私は2発目のフレーズで例えツッコミがくるかと期待していたが、嬉しそうに笑うだけで追撃はこなかった。

その時点で私は迫田君の特性を思い出して嫌な予感がしたので、ファミレスに誘ったけれど断られて、家で過ごすことになった。

少しの間、2人で雑談をしているとやはり私の予感が当たった。

迫田君が臭くなったのである。

迫田君は嬉しい事があったり、極度にテンションが上がると臭くなるのが常だった。

それを知っていた私は、臭いがこもる室内を避けたるためにファミレスに誘ったのだが、その私の意図を敏感に感じとって、彼はファミレスに行くのを断ったのだった。

私が一緒にいるようになるまでは誰も指摘しなかったみたいだが、私は一緒に過ごすようになってからすぐにその違和感を指摘した。

最初は認めなかった迫田君だが、くり返しの私の指摘にそれを認めるようになり、臭くなる現象をフェロモンが出たと呼ぶようになっていた。
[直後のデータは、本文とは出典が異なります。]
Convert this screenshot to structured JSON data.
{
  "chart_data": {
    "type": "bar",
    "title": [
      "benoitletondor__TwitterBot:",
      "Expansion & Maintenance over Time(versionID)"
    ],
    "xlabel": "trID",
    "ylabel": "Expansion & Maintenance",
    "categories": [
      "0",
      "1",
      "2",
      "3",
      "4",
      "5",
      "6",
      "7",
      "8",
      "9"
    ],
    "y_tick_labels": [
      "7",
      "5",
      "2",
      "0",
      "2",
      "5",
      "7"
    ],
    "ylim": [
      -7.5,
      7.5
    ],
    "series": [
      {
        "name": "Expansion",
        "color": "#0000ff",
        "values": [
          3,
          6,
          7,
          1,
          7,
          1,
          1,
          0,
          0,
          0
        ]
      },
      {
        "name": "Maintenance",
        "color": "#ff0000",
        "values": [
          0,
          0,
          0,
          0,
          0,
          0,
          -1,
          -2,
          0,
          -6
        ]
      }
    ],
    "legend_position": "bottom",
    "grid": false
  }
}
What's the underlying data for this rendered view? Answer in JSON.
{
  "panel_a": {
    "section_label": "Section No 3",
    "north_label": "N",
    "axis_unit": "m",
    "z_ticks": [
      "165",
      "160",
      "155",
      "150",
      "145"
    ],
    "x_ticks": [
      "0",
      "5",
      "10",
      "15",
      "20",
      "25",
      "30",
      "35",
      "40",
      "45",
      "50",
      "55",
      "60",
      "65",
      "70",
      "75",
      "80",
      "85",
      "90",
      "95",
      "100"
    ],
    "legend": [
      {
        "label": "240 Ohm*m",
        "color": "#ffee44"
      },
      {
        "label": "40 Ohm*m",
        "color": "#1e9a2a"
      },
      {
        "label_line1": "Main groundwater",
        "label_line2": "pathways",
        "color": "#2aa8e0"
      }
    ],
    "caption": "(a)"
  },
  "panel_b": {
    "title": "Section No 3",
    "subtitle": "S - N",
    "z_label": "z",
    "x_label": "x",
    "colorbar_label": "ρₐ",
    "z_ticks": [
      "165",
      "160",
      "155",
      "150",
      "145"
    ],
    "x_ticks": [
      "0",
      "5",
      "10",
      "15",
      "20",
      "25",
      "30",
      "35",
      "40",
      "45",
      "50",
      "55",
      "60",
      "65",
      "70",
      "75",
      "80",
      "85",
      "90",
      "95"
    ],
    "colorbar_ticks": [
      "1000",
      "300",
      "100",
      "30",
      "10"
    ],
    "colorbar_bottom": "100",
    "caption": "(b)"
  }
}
私は何度も一緒に過ごしているうちに、その現象の原因をつきとめていた。

原因は当然ながら、フェロモンなどではなかった。

迫田君は普段は家でも外でも臭くなかった。

私は迫田君が臭くなるたびに

「今‼ 今、臭くなった‼」

と捕まえて事情を聴取した。

度重なる事情聴取と現場検証の結果、迫田君が臭くなるのは家にいるときにテンションが上がった時だというのがわかった。

家にいるときは迫田君はハーフパンツで過ごしていた。

臭いはテンションが上がった日のハーフパンツから漏れでていた。

私は逮捕する度に

「今、なんかした? 今、臭くなったけど、なにか違う行動した?」

と言ってデータを集めて真相をつきとめた。

迫田君はテンションが上がると無意識で肛門を開くクセがあったのだ。

そして臭いはその無意識に開かれた肛門から出ていた。

テンションが上がっているときに会話する場合は、当然、力の入った会話になる。

肛門を開いたまま力をいれることにより、迫田君がフェロモンの放出と呼ぶ臭害が発生していたのだった。

その日の迫田君は、私の連絡なしの直ピンポンによほどテンションが上がったらしく、早い段階で臭くなった。

そうなった場合、私はいつも素早くファブリーズを部屋全体と迫田君のハーフパンツの肛門部分にかけるのだが、その日の迫田君はテンションが上がりすぎて、どうしても私にフェロモンを嗅がせたくなったらしく、ファブリーズを取りにいこうとした私を後ろから羽交い締めにした。

そして羽交い締めにしながら

「嗅いでくれや‼ なあ、鉄男‼ 俺のフェロモン嗅いでくれや‼」

と叫んだので、私が

「もうバケモノだろ」

と言って、2人で腰が砕けるほど笑った。

青クサく、ケツのクサい青春だった。